— Все они подкуплены Меншиковым.
— Они целовали крест и Евангелие. Цыган же сознался в своих преступлениях, которые совершил вместе с тобой.
— Все они подкуплены Меншиковым, — опять настойчиво повторила она. — Вот мои злые вороги, а ни в чем ином я не виновата…
Эта речь вылилась у нее залпом, безудержно, разом. Она сжигала свои корабли.
Ее вывели под стражей, и она упала в дверях суда в обморок от истощения и волнения. Бессонные ночи, тяжкие думы, резкий переход от величия к падению — подточили ее силы и энергию. Ее последняя речь была и последней вспышкой ее сильной, энергичной души, последняя попытка самообороны. Все, что она наговорила на суде, вырвалось у нее почти бессознательным криком, и в этот крик вложила она всю ненависть.
Но тотчас вслед за этим энергия ее, вся израсходованная в этом наболевшем крике, быстро иссякла. Бодрость духа падала, и она вернулась в суд во власти глубокой апатии и равнодушия к своей судьбе.
Она уже сознавала, что теперь, более чем когда‑нибудь, ее песенка спета и ее судьба решена.
Она уже больше не защищалась. Ее дерзкие слова, сказанные в судебном месте, только отягчили ее положение.
Она отвечала теперь односложно, вяло, неохотно.
И когда ей устроили очную ставку с цыганом, она во всем повинилась.
— Винюсь, — сказала она, — во всем на меня взводимом винюсь, только решайте скорее и отпустите меня.
Суд приговорил ее к смертной казни.
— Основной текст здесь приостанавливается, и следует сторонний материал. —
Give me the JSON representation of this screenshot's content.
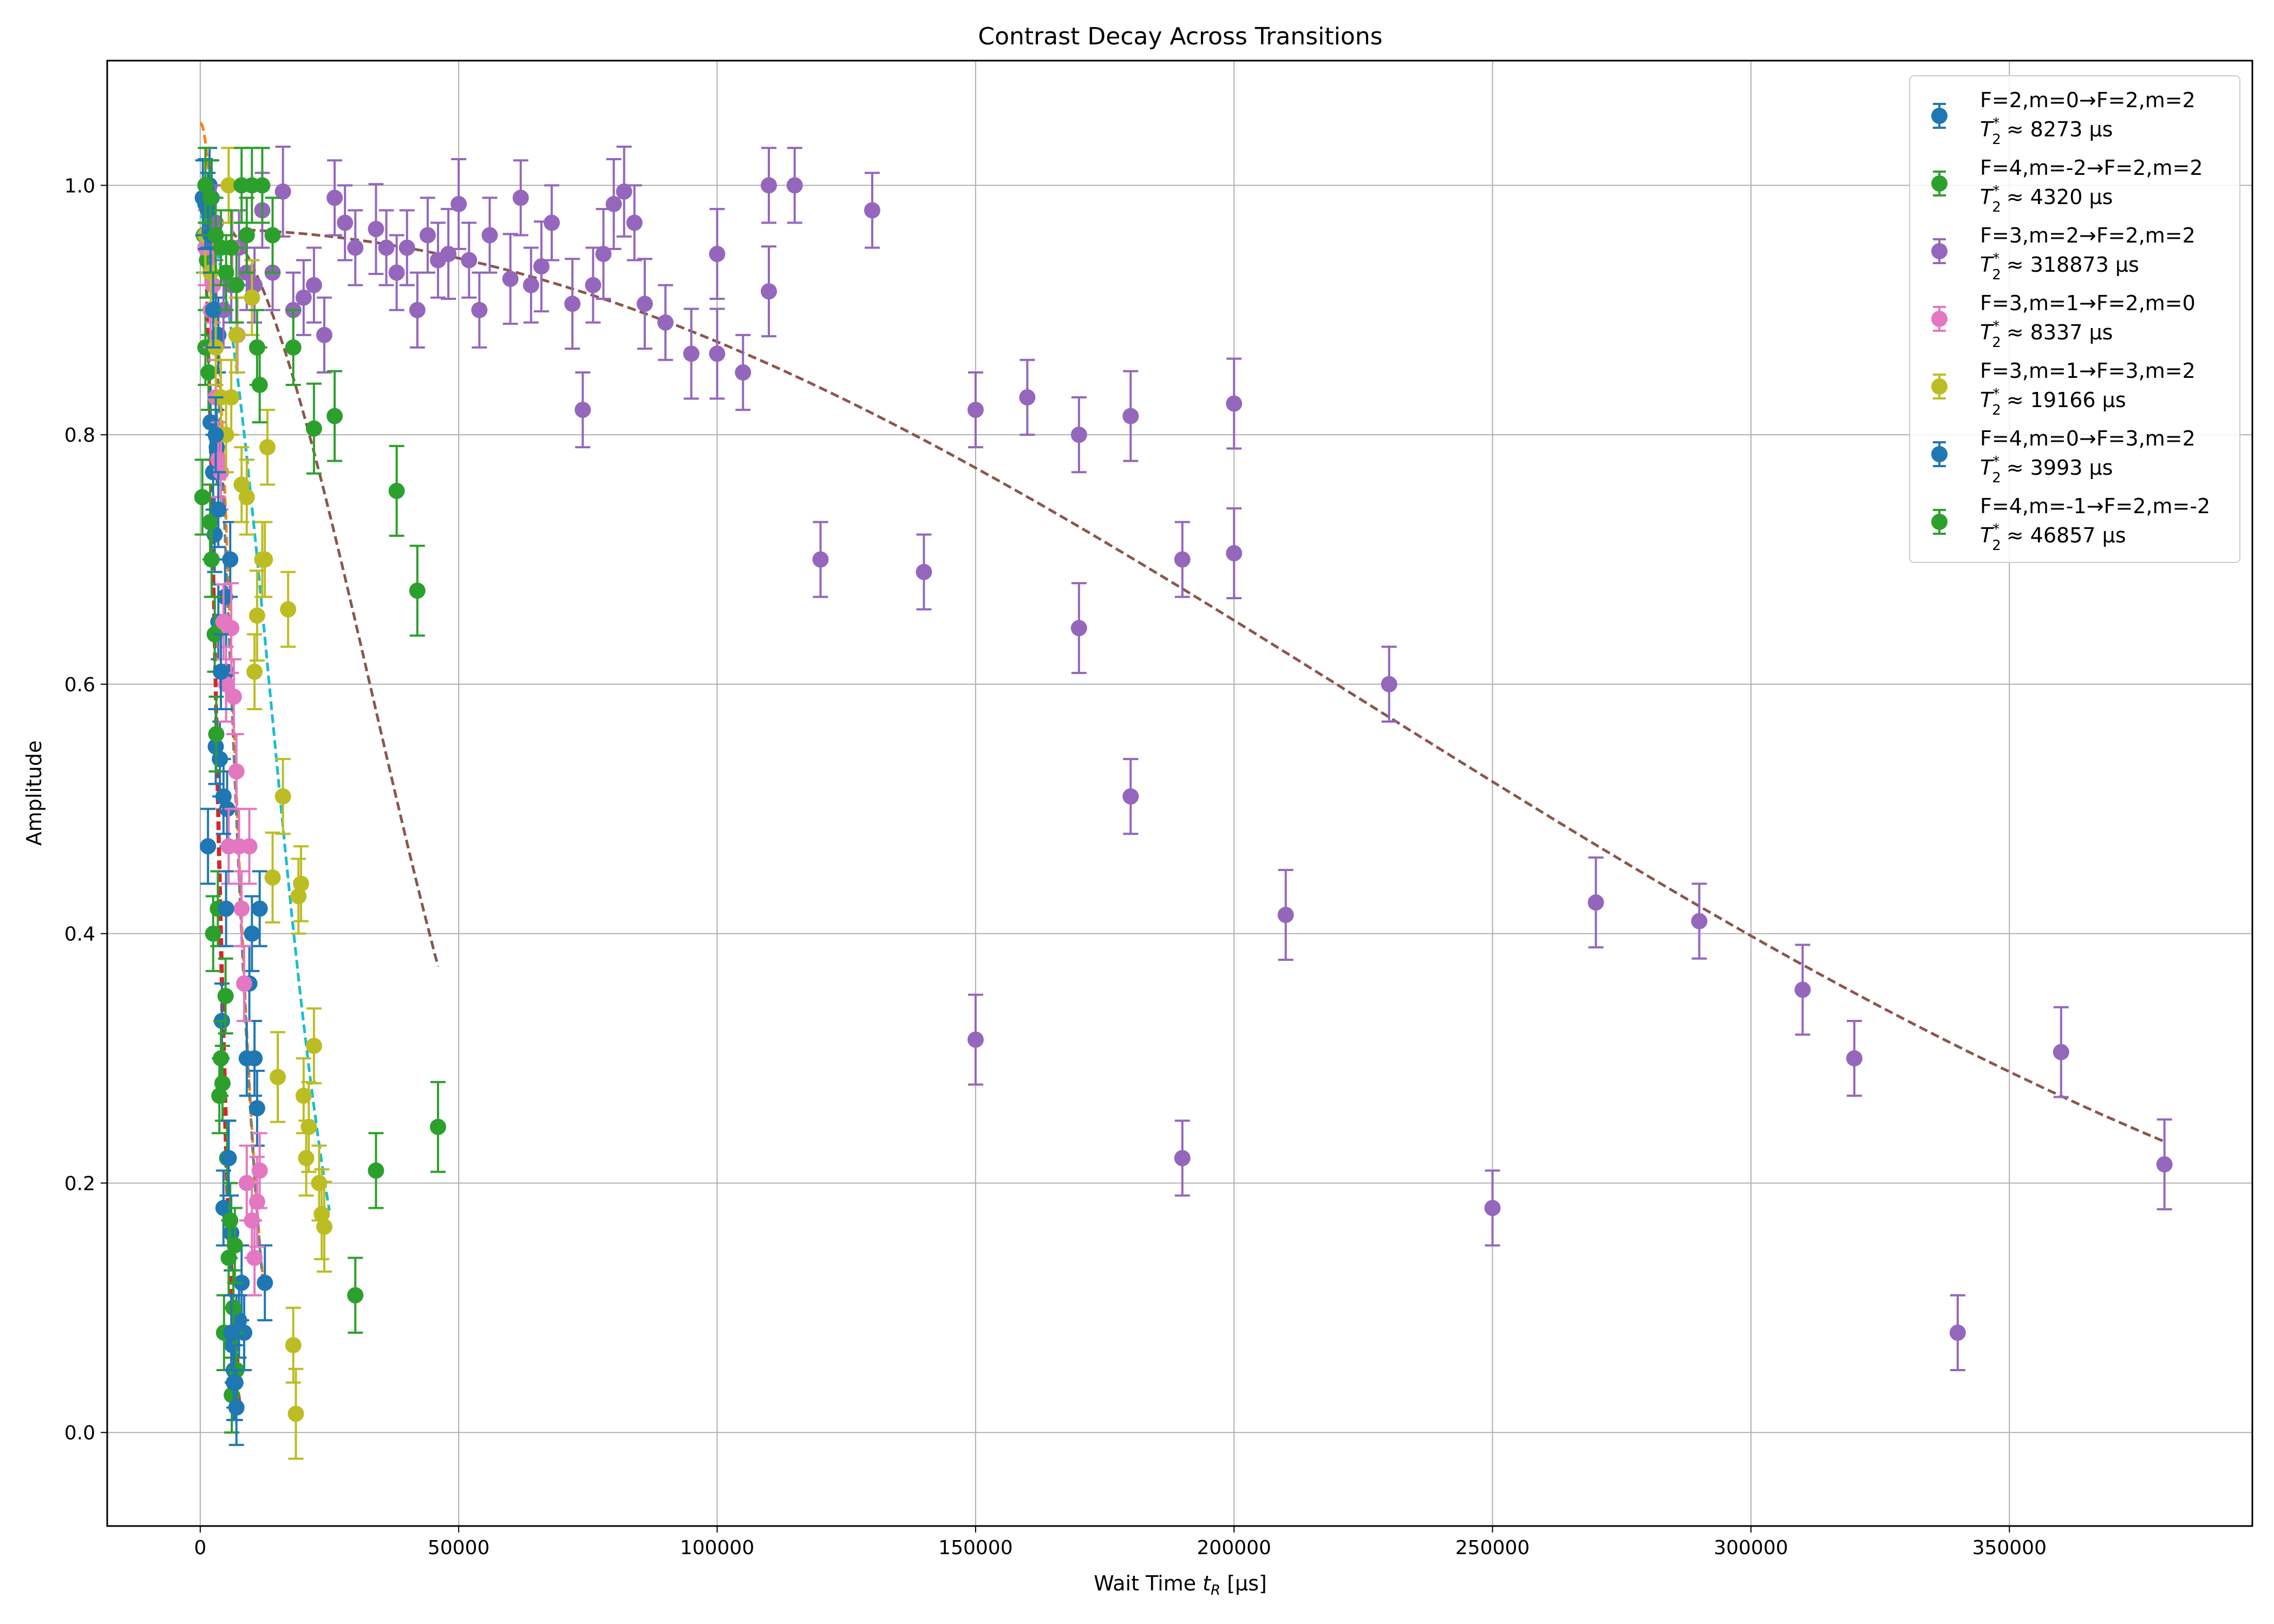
{
  "chart_data": {
    "type": "scatter",
    "title": "Contrast Decay Across Transitions",
    "xlabel_main": "Wait Time ",
    "xlabel_italic": "t",
    "xlabel_sub": "R",
    "xlabel_unit": " [μs]",
    "ylabel": "Amplitude",
    "xlim": [
      -18000,
      397000
    ],
    "ylim": [
      -0.075,
      1.1
    ],
    "xticks": [
      0,
      50000,
      100000,
      150000,
      200000,
      250000,
      300000,
      350000
    ],
    "xtick_labels": [
      "0",
      "50000",
      "100000",
      "150000",
      "200000",
      "250000",
      "300000",
      "350000"
    ],
    "yticks": [
      0.0,
      0.2,
      0.4,
      0.6,
      0.8,
      1.0
    ],
    "ytick_labels": [
      "0.0",
      "0.2",
      "0.4",
      "0.6",
      "0.8",
      "1.0"
    ],
    "grid": true,
    "legend_position": "top-right",
    "series": [
      {
        "name": "F=2,m=0→F=2,m=2",
        "t2_label": "≈ 8273 μs",
        "color": "#1f77b4",
        "points": [
          [
            1500,
            0.47
          ],
          [
            2000,
            0.81
          ],
          [
            2500,
            0.77
          ],
          [
            2800,
            0.72
          ],
          [
            3000,
            0.55
          ],
          [
            3200,
            0.79
          ],
          [
            3500,
            0.65
          ],
          [
            3800,
            0.54
          ],
          [
            4000,
            0.3
          ],
          [
            4200,
            0.33
          ],
          [
            4500,
            0.18
          ],
          [
            4800,
            0.67
          ],
          [
            5000,
            0.61
          ],
          [
            5200,
            0.5
          ],
          [
            5500,
            0.22
          ],
          [
            5800,
            0.7
          ],
          [
            6000,
            0.16
          ],
          [
            6200,
            0.07
          ],
          [
            6500,
            0.05
          ],
          [
            6800,
            0.04
          ],
          [
            7000,
            0.08
          ],
          [
            7500,
            0.09
          ],
          [
            8000,
            0.12
          ],
          [
            8500,
            0.08
          ],
          [
            9000,
            0.3
          ],
          [
            9500,
            0.36
          ],
          [
            10000,
            0.4
          ],
          [
            10500,
            0.3
          ],
          [
            11000,
            0.26
          ],
          [
            11500,
            0.42
          ],
          [
            12500,
            0.12
          ],
          [
            2200,
            0.99
          ],
          [
            1800,
            1.0
          ],
          [
            3000,
            0.9
          ],
          [
            3500,
            0.88
          ]
        ],
        "fit": {
          "T2": 8273,
          "A": 1.05,
          "n": 2,
          "xmax": 12000
        }
      },
      {
        "name": "F=4,m=-2→F=2,m=2",
        "t2_label": "≈ 4320 μs",
        "color": "#2ca02c",
        "points": [
          [
            400,
            0.75
          ],
          [
            700,
            0.96
          ],
          [
            1000,
            0.87
          ],
          [
            1300,
            0.94
          ],
          [
            1600,
            0.85
          ],
          [
            1900,
            0.73
          ],
          [
            2200,
            0.7
          ],
          [
            2500,
            0.4
          ],
          [
            2800,
            0.64
          ],
          [
            3100,
            0.56
          ],
          [
            3400,
            0.42
          ],
          [
            3700,
            0.27
          ],
          [
            4000,
            0.3
          ],
          [
            4300,
            0.28
          ],
          [
            4600,
            0.08
          ],
          [
            4900,
            0.35
          ],
          [
            5200,
            0.22
          ],
          [
            5500,
            0.14
          ],
          [
            5800,
            0.17
          ],
          [
            6100,
            0.03
          ],
          [
            6400,
            0.1
          ],
          [
            6700,
            0.15
          ],
          [
            7000,
            0.05
          ]
        ],
        "fit": {
          "T2": 4320,
          "A": 1.0,
          "n": 2,
          "xmax": 7500
        }
      },
      {
        "name": "F=3,m=2→F=2,m=2",
        "t2_label": "≈ 318873 μs",
        "color": "#9467bd",
        "points": [
          [
            3000,
            0.97
          ],
          [
            4500,
            0.9
          ],
          [
            6000,
            0.92
          ],
          [
            7500,
            0.95
          ],
          [
            9000,
            0.93
          ],
          [
            10500,
            0.92
          ],
          [
            12000,
            0.98
          ],
          [
            14000,
            0.93
          ],
          [
            16000,
            0.995
          ],
          [
            18000,
            0.9
          ],
          [
            20000,
            0.91
          ],
          [
            22000,
            0.92
          ],
          [
            24000,
            0.88
          ],
          [
            26000,
            0.99
          ],
          [
            28000,
            0.97
          ],
          [
            30000,
            0.95
          ],
          [
            34000,
            0.965
          ],
          [
            36000,
            0.95
          ],
          [
            38000,
            0.93
          ],
          [
            40000,
            0.95
          ],
          [
            42000,
            0.9
          ],
          [
            44000,
            0.96
          ],
          [
            46000,
            0.94
          ],
          [
            48000,
            0.945
          ],
          [
            50000,
            0.985
          ],
          [
            52000,
            0.94
          ],
          [
            54000,
            0.9
          ],
          [
            56000,
            0.96
          ],
          [
            60000,
            0.925
          ],
          [
            62000,
            0.99
          ],
          [
            64000,
            0.92
          ],
          [
            66000,
            0.935
          ],
          [
            68000,
            0.97
          ],
          [
            72000,
            0.905
          ],
          [
            74000,
            0.82
          ],
          [
            76000,
            0.92
          ],
          [
            78000,
            0.945
          ],
          [
            80000,
            0.985
          ],
          [
            82000,
            0.995
          ],
          [
            84000,
            0.97
          ],
          [
            86000,
            0.905
          ],
          [
            90000,
            0.89
          ],
          [
            95000,
            0.865
          ],
          [
            100000,
            0.865
          ],
          [
            100000,
            0.945
          ],
          [
            105000,
            0.85
          ],
          [
            110000,
            1.0
          ],
          [
            110000,
            0.915
          ],
          [
            115000,
            1.0
          ],
          [
            120000,
            0.7
          ],
          [
            130000,
            0.98
          ],
          [
            140000,
            0.69
          ],
          [
            150000,
            0.82
          ],
          [
            150000,
            0.315
          ],
          [
            160000,
            0.83
          ],
          [
            170000,
            0.8
          ],
          [
            170000,
            0.645
          ],
          [
            180000,
            0.815
          ],
          [
            180000,
            0.51
          ],
          [
            190000,
            0.7
          ],
          [
            190000,
            0.22
          ],
          [
            200000,
            0.825
          ],
          [
            200000,
            0.705
          ],
          [
            210000,
            0.415
          ],
          [
            230000,
            0.6
          ],
          [
            250000,
            0.18
          ],
          [
            270000,
            0.425
          ],
          [
            290000,
            0.41
          ],
          [
            310000,
            0.355
          ],
          [
            320000,
            0.3
          ],
          [
            340000,
            0.08
          ],
          [
            360000,
            0.305
          ],
          [
            380000,
            0.215
          ]
        ],
        "fit": {
          "T2": 318873,
          "A": 0.965,
          "n": 2,
          "xmin": 9000,
          "xmax": 380000
        }
      },
      {
        "name": "F=3,m=1→F=2,m=0",
        "t2_label": "≈ 8337 μs",
        "color": "#e377c2",
        "points": [
          [
            1000,
            0.95
          ],
          [
            2000,
            0.9
          ],
          [
            2500,
            0.92
          ],
          [
            3000,
            0.83
          ],
          [
            3500,
            0.78
          ],
          [
            4000,
            0.77
          ],
          [
            4500,
            0.65
          ],
          [
            5000,
            0.6
          ],
          [
            5500,
            0.47
          ],
          [
            6000,
            0.645
          ],
          [
            6500,
            0.59
          ],
          [
            7000,
            0.53
          ],
          [
            7500,
            0.47
          ],
          [
            8000,
            0.42
          ],
          [
            8500,
            0.36
          ],
          [
            9000,
            0.2
          ],
          [
            9500,
            0.47
          ],
          [
            10000,
            0.17
          ],
          [
            10500,
            0.14
          ],
          [
            11000,
            0.185
          ],
          [
            11500,
            0.21
          ],
          [
            6200,
            0.95
          ],
          [
            7200,
            0.88
          ]
        ],
        "fit": {
          "T2": 8337,
          "A": 1.0,
          "n": 2,
          "xmax": 12000
        }
      },
      {
        "name": "F=3,m=1→F=3,m=2",
        "t2_label": "≈ 19166 μs",
        "color": "#bcbd22",
        "points": [
          [
            1000,
            0.96
          ],
          [
            2000,
            0.93
          ],
          [
            3000,
            0.87
          ],
          [
            4000,
            0.83
          ],
          [
            5000,
            0.8
          ],
          [
            6000,
            0.83
          ],
          [
            7000,
            0.88
          ],
          [
            8000,
            0.76
          ],
          [
            9000,
            0.75
          ],
          [
            10000,
            0.91
          ],
          [
            10500,
            0.61
          ],
          [
            11000,
            0.655
          ],
          [
            12000,
            0.7
          ],
          [
            12500,
            0.7
          ],
          [
            13000,
            0.79
          ],
          [
            14000,
            0.445
          ],
          [
            15000,
            0.285
          ],
          [
            16000,
            0.51
          ],
          [
            17000,
            0.66
          ],
          [
            18000,
            0.07
          ],
          [
            18500,
            0.015
          ],
          [
            19000,
            0.43
          ],
          [
            19500,
            0.44
          ],
          [
            20000,
            0.27
          ],
          [
            20500,
            0.22
          ],
          [
            21000,
            0.245
          ],
          [
            22000,
            0.31
          ],
          [
            23000,
            0.2
          ],
          [
            23500,
            0.175
          ],
          [
            24000,
            0.165
          ],
          [
            5500,
            1.0
          ]
        ],
        "fit": {
          "T2": 19166,
          "A": 0.975,
          "n": 2,
          "xmax": 25000
        }
      },
      {
        "name": "F=4,m=0→F=3,m=2",
        "t2_label": "≈ 3993 μs",
        "color": "#1f77b4",
        "points": [
          [
            500,
            0.99
          ],
          [
            1000,
            0.985
          ],
          [
            1500,
            0.98
          ],
          [
            2000,
            0.96
          ],
          [
            2500,
            0.9
          ],
          [
            3000,
            0.8
          ],
          [
            3500,
            0.74
          ],
          [
            4000,
            0.61
          ],
          [
            4500,
            0.51
          ],
          [
            5000,
            0.42
          ],
          [
            5500,
            0.22
          ],
          [
            6000,
            0.08
          ],
          [
            6500,
            0.04
          ],
          [
            7000,
            0.02
          ]
        ],
        "fit": {
          "T2": 3993,
          "A": 1.0,
          "n": 2,
          "xmax": 8000
        }
      },
      {
        "name": "F=4,m=-1→F=2,m=-2",
        "t2_label": "≈ 46857 μs",
        "color": "#2ca02c",
        "points": [
          [
            1000,
            1.0
          ],
          [
            2000,
            0.99
          ],
          [
            3000,
            0.96
          ],
          [
            4000,
            0.95
          ],
          [
            5000,
            0.93
          ],
          [
            6000,
            0.95
          ],
          [
            7000,
            0.92
          ],
          [
            8000,
            1.0
          ],
          [
            9000,
            0.96
          ],
          [
            10000,
            1.0
          ],
          [
            11000,
            0.87
          ],
          [
            11500,
            0.84
          ],
          [
            12000,
            1.0
          ],
          [
            14000,
            0.96
          ],
          [
            18000,
            0.87
          ],
          [
            22000,
            0.805
          ],
          [
            26000,
            0.815
          ],
          [
            30000,
            0.11
          ],
          [
            34000,
            0.21
          ],
          [
            38000,
            0.755
          ],
          [
            42000,
            0.675
          ],
          [
            46000,
            0.245
          ]
        ],
        "fit": {
          "T2": 46857,
          "A": 0.98,
          "n": 2,
          "xmin": 6000,
          "xmax": 46000
        }
      }
    ],
    "fit_colors": [
      "#ff7f0e",
      "#d62728",
      "#8c564b",
      "#7f7f7f",
      "#17becf",
      "#d62728",
      "#8c564b"
    ],
    "legend_prefix": "T",
    "legend_sub": "2",
    "legend_sup": "*"
  }
}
Палач на площади отрубит ей голову.
Когда она услышала этот приговор, гордая и дерзкая голова ее низко поникла и чудные глаза ее заволоклись слезами.
Ее увели.
Приговор поднесли к утверждению Петра, и он, ни минуты не колеблясь, утвердил его своим твердым и энергичным почерком.
Казнь должна была состояться через несколько дней, и Марья Даниловна, как особой милости, просила через Меншикова, чтобы не откладывали исполнения приговора, а ускорили бы его.
Эта последняя милость была ей оказана.
В узком и сыром каземате проводила Марья Даниловна свою последнюю ночь на земле.
Она вздрагивала от пронизывавшей ее сырости и холода, так как казематы не отапливались, а в середине марта было еще очень холодно.
Одна, всеми покинутая, всеми брошенная, с окоченевшими руками и ногами, с горящей от лихорадки головой, сидела она в этом темном каменном мешке в бессознательном ожидании, когда отворится со скрипом железная дверь и ее уведут отсюда туда… туда, где ее ожидает еще более мрачный, и сырой, и темный каземат — глубокая могила.
В голове ее было пусто. Ни дум, ни грез, ни мыслей, ничего не было, все исчезло, точно сама жизнь торопилась покинуть эту красивую бренную оболочку, которую когда‑то звали Марьей Даниловной, которую боготворили когда‑то, любили, добивались от нее ласки, как милости, и которую теперь те же люди растоптали в прах за то, что и она играла их сердцами, их любовью, их жизнями.